Results of the study showed that 3.8% (n=164) of the participants reported a malignancy excluding nonmelanoma skin cancer (NMSC) and 1.8% (n=80) reported at least 1 NMSC. Regarding malignancies excluding NMSC, incidence rates were higher with individual and combined doses of tofacitinib compared with TNFi.

The risk for lung cancer, which was the most common form of malignancy reported with tofacitinib use, was higher with tofacitinib 10 mg vs TNFi. In the overall study population, the risk for malignancies, except NMSC, was similar between both doses of tofacitinib and TNFi until month 18, then diverged from month 18 onward for combined tofacitinib doses (hazard ratio [HR], 0.93; 95% CI, 0.53-1.62 from baseline to month 18 and HR, 1.93; 95% CI, 1.22-3.06 from month 18 onward; P for interaction, P =.0469).

Study limitations included the fact that ORAL Surveillance was not powered to evaluate comparisons for malignancy subtypes across the treatment groups; the post hoc analyses for assessing baseline risk factors were exploratory, rather than confirmatory, in nature; and although malignancies were adjudicated centrally for standardization across various investigational sites, different countries may have had different practices with regard to staging and grading of tumors, with no specified screening procedures at baseline.

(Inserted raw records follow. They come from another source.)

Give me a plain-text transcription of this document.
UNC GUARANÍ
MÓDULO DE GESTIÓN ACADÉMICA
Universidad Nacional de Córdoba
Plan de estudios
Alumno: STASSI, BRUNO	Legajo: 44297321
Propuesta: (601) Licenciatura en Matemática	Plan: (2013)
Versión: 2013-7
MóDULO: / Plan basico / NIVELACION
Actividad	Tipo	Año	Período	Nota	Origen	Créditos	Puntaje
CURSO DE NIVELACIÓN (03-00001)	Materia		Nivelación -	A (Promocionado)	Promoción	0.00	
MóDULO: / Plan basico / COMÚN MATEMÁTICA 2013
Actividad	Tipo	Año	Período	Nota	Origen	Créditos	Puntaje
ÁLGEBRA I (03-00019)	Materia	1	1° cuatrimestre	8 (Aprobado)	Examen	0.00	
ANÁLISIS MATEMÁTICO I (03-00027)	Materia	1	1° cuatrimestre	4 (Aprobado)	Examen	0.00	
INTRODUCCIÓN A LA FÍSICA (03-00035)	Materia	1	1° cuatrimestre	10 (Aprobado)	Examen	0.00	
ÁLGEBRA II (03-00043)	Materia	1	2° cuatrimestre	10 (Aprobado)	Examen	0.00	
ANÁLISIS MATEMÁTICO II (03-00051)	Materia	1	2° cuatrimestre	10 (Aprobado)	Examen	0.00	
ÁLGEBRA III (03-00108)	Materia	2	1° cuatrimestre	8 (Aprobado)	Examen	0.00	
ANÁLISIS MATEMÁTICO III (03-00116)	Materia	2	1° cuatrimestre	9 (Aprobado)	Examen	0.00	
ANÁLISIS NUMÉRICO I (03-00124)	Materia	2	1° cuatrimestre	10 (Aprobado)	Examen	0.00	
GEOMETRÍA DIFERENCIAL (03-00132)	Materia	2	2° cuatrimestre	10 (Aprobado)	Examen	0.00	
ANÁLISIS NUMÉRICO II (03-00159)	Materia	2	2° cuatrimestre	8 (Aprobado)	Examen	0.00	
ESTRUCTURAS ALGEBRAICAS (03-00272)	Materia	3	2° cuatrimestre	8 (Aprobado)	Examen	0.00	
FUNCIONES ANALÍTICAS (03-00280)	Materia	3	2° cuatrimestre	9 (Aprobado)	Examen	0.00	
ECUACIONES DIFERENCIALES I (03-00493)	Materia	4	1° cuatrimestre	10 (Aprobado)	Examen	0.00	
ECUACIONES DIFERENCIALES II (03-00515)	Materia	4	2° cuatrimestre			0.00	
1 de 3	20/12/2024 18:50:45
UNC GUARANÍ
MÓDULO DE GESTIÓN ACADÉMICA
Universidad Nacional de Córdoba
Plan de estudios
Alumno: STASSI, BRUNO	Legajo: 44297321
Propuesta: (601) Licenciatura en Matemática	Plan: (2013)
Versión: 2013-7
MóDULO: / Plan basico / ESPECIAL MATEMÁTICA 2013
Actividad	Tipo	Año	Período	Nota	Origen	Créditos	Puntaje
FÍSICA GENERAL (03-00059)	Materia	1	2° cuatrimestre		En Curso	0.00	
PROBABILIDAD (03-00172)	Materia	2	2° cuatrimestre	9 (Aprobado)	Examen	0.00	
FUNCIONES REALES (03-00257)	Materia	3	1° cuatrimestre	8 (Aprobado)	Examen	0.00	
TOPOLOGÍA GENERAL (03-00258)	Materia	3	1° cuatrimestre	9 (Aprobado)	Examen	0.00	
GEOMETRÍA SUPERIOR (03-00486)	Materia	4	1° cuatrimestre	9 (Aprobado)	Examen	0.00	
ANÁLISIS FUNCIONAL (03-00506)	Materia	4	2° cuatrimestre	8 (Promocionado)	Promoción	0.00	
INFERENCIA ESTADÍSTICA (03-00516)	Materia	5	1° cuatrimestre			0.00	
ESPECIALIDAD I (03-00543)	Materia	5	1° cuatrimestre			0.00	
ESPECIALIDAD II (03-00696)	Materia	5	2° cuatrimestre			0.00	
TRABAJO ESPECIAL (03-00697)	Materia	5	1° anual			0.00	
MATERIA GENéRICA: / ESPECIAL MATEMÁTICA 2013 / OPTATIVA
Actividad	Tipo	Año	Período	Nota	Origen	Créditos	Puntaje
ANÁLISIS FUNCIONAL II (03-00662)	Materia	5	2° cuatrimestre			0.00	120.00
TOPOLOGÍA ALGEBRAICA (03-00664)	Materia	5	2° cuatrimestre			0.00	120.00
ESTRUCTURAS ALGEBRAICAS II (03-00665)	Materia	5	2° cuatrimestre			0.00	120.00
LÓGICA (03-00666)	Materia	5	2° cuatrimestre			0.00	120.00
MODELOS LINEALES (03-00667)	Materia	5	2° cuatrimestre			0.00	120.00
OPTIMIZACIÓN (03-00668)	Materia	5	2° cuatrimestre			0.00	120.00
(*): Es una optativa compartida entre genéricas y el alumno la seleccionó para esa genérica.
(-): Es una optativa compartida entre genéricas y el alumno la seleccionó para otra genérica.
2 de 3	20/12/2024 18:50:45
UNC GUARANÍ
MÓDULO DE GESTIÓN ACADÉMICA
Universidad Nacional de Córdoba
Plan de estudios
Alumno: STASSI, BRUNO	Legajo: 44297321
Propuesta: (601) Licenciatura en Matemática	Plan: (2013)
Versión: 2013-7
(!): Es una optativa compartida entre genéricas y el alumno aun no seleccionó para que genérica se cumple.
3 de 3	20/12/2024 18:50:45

The study authors concluded, “Risk for malignancies was increased with tofacitinib [vs] TNFi, and incidence was highest in patients with HxASCVD or increasing [CV] risk. This may be due to shared risk factors for [CV] risk and cancer.”

Disclosure: Some of the study authors have declared affiliations with biotech, pharmaceutical, and/or device companies. Please see the original reference for a full list of authors’ disclosures.